Christine: If you’ve got someone under 18, I would know the judge personally before you bring a client and a child to someone that’s not going to treat them well. Yeah, I mean, you know what, though, I had lunch with the judge, a friend of mine grabbed me at Advanced family and grabbed some judge from some county near but not in San Antonio. Somewhere more rural than suburban. And he was lovely.

He was telling me some friend of his had submitted to Travis. He was like why didn’t he come to me? I would have done it. And his friend was like, real country, but was like, you know, better a happy daughter than a dead son. So sometimes you would be surprised that I think some of it is age, sometimes younger judges are better on these issues than we think. But yeah, don’t bring a kid before them if you’re not sure.

Holly: I probably wouldn’t take an adult before them if I wasn’t sure either.

Christine: I mean, make sure your client is like, yes, let’s like, work on the local judge and try to change the law here. And I want to be an activist and participate in that. Or if you’re just like, do you want to get it done with a minimum of fuss, you know. So as soon as I feel like the lawyers like, oh, I know, the judges here, it’ll be great. I’m like, does your client want to do that, though? And some clients do. Some clients are willing to do that. But I think that should be presented to them as an option.

Holly: Okay, so switching gears a little bit. I wanted to talk some about issues in divorce that are specific to, or unique to dealing with LGBTQ+ or opposing parties, I suppose. So talk a little bit about the importance of understanding and using proper technology. Not technology, terminology. So talk to us a little bit about the importance of that.

Christine: I think the most important thing is just being polite. Which seems like it should come easily, but not always. You know, and so with that, especially if there’s a trans person involved in the case. Like my client, on the other side, just checking in on pronouns. And I know that drives some people crazy, and it can be really hard if you have a client talking in your ear and saying, my husband and him and using a guy name.

And then you have me as opposing counsel talking in your ear and saying her and she and using a female name. Just say petitioner, just say respondent. Like the absent minded judge who can’t remember anybody’s name, you can at least bring it to neutral, which will aggravate me and the client less. I remember telling an opposing counsel, it was very well meaning.
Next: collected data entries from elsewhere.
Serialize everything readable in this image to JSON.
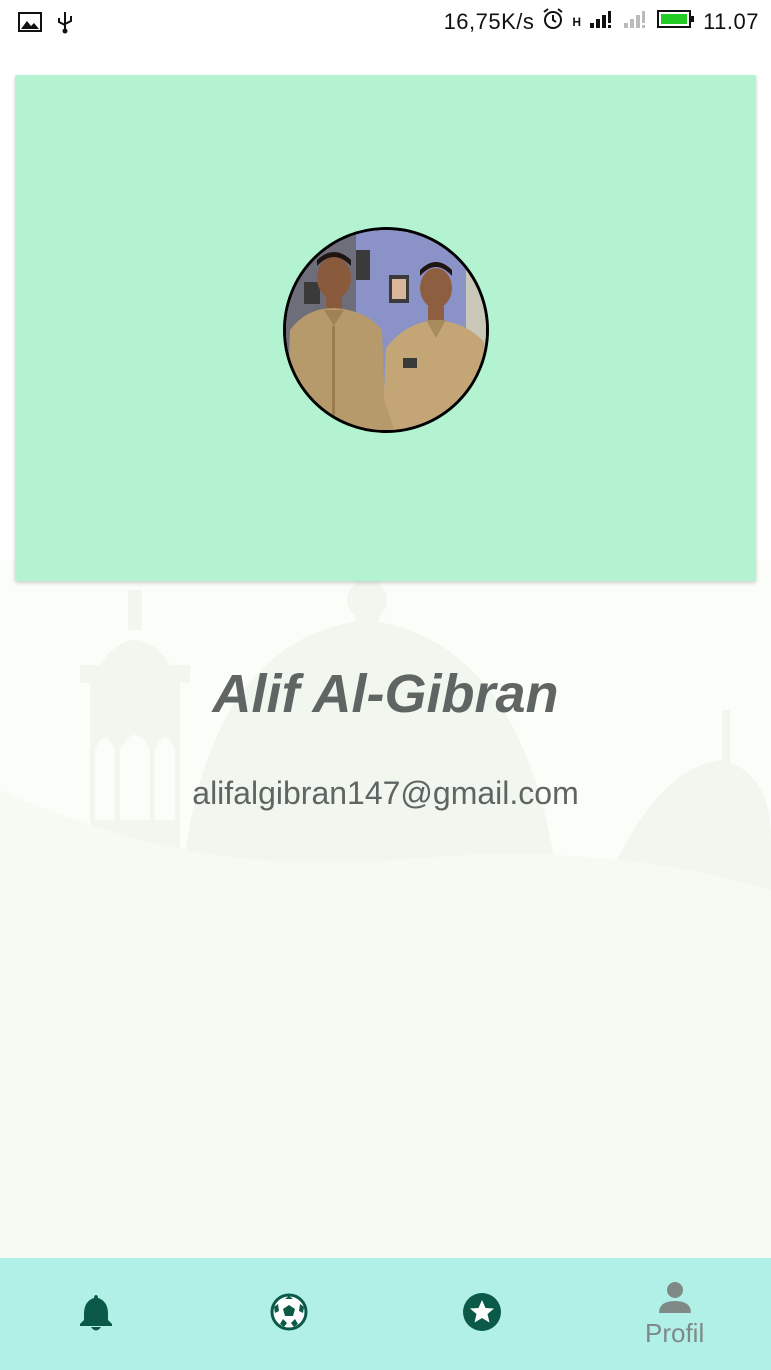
{
  "status_bar": {
    "net_speed": "16,75K/s",
    "network_type": "H",
    "time": "11.07",
    "icons": [
      "image-icon",
      "usb-icon",
      "alarm-icon",
      "signal-icon",
      "signal-empty-icon",
      "battery-icon"
    ]
  },
  "profile": {
    "name": "Alif Al-Gibran",
    "email": "alifalgibran147@gmail.com"
  },
  "bottom_nav": {
    "items": [
      {
        "icon": "bell-icon",
        "label": ""
      },
      {
        "icon": "soccer-ball-icon",
        "label": ""
      },
      {
        "icon": "star-circle-icon",
        "label": ""
      },
      {
        "icon": "person-icon",
        "label": "Profil"
      }
    ],
    "active_index": 3
  },
  "colors": {
    "header_bg": "#b3f3d2",
    "nav_bg": "#b0f0e6",
    "icon_dark_green": "#0b5a48",
    "text_gray": "#5f6562",
    "inactive_icon": "#7f8a87"
  }
}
I don’t know if you’ve realized that every time you say he, you’re aggravating me. And if you want to, that’s fine. I’ve dealt with plenty of opposing counsels, who had every intention of aggravating me every time we talked. But I don’t think you intend that. So can you just say petitioner? Just being really careful when you realize someone is transgender, how much dysphoria and distress you can give to the opposing party by not using.

At least if it’s going to drive your client crazy, just use the gender neutral. Just petitioner, petitioners. Their pronoun is petitioner apostrophe s. So that can go a long way as an opposing counsel. I think you need to be really aware of your judge. There are certain cases where it would be a really bad idea to go before the court and it would be a really good idea to settle.
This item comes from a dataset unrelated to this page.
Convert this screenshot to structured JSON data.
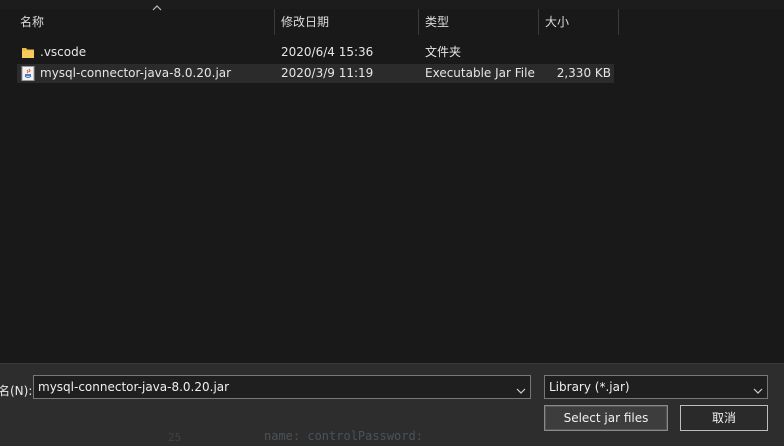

If you’re representing a person who is out and proud and LGBTQ+ and you are in a ruby red rural county with a judge who is socially right wing. And just because they have an R after their name, there are some libertarian judges in Texas who are you know, they run as Republicans, but are very live and let.

They might get the pronouns wrong, but they are very, you know, if they wouldn’t want to hear about the sex life of the straight person, they don’t want to hear about the sex life of a gay or other LGBTQ+ person, right. So you can’t make assumptions. You need to ask around. But there are some judges that you would rather not put someone from that community before if you could possibly settle even if it’s not the most favorable settlement. It could be better than having your client abused all day in court.

Holly: Yeah, I’ve seen, you know, I live in a pretty ruby red county myself and have seen attorneys who have a case like that, where they have to request jury trials because it can’t settle and is a jury any better. I don’t know. But they know what they’re gonna get.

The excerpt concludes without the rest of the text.